Contractions
A contraction joins two words into one shorter form using an apostrophe. They are everywhere in everyday English — knowing when to use them (and when not to) is essential for natural communication.
What is a contraction?
A contraction replaces one or more letters with an apostrophe ('). Most contractions join a pronoun with a verb, or a verb with not.

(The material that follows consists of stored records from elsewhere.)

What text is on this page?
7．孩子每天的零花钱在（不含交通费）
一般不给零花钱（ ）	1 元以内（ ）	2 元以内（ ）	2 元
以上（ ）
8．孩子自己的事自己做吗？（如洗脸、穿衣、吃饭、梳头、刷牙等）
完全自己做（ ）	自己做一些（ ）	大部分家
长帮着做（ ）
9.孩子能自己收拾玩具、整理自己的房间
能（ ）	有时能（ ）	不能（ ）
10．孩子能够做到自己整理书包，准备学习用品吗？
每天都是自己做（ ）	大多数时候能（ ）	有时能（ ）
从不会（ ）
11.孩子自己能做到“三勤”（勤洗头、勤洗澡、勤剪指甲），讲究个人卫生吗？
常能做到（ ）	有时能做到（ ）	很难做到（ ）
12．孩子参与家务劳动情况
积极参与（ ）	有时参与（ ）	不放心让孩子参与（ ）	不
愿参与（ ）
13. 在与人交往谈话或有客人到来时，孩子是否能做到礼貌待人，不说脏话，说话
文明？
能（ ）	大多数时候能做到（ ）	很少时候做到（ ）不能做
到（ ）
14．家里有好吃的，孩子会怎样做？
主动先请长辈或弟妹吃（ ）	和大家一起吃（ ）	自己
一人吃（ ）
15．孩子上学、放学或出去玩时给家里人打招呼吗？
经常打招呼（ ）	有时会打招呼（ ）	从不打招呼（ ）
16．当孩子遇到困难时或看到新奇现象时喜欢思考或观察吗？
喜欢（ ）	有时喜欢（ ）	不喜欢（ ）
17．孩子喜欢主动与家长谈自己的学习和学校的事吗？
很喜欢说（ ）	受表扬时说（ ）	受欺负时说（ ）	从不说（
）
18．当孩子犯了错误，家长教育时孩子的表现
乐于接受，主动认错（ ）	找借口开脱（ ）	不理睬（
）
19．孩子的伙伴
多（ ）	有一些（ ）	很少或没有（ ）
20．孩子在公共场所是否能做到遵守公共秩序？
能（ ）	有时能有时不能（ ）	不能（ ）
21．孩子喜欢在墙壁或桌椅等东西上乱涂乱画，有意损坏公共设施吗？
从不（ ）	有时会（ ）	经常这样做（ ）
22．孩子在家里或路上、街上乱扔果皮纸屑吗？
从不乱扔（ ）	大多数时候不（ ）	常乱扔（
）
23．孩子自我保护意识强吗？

I am → I'm · do not → don't · cannot → can't · will not → won't
they are → they're · she is → she's · we have → we've
Subject + be contractions
| Full form | Contraction | Example |
|---|---|---|
| I am | I'm | I'm ready. |
| you are | you're | You're going to love this. |
| he / she / it is | he's / she's / it's | She's my best friend. |
| we are | we're | We're ready to start. |
| they are | they're | They're coming tonight. |
Negative contractions (verb + not)
| Full form | Contraction | Example |
|---|---|---|
| do not / does not / did not | don't / doesn't / didn't | I don't understand. |
| cannot | can't | I can't find my keys. |
| will not | won't | He won't be late. |
| is not / are not | isn't / aren't | That isn't right. |
| have not / has not | haven't / hasn't | I haven't seen it. |
| would not / should not | wouldn't / shouldn't | You shouldn't worry. |
Subject + have / will / would
| Full form | Contraction | Example |
|---|---|---|
| I have | I've | I've finished my work. |
| she had / she would | she'd | She'd already left. |
| we will | we'll | We'll see you tomorrow. |
Irregular form: will not contracts to won't — not willn't. The spelling changes completely. This is the one contraction you simply have to memorise.
When to use contractions
Use contractions freely in everyday speech and informal writing (messages, emails to friends, social media). Avoid them in formal writing — academic essays, official letters, professional reports.
I can't make it tonight — I'm really sorry!
I cannot attend the meeting. I apologise for the inconvenience.
Common confusion: it's (it is / it has) vs its (possessive). they're (they are) vs their (possessive) vs there (place). The apostrophe always signals a contraction — never a possessive pronoun.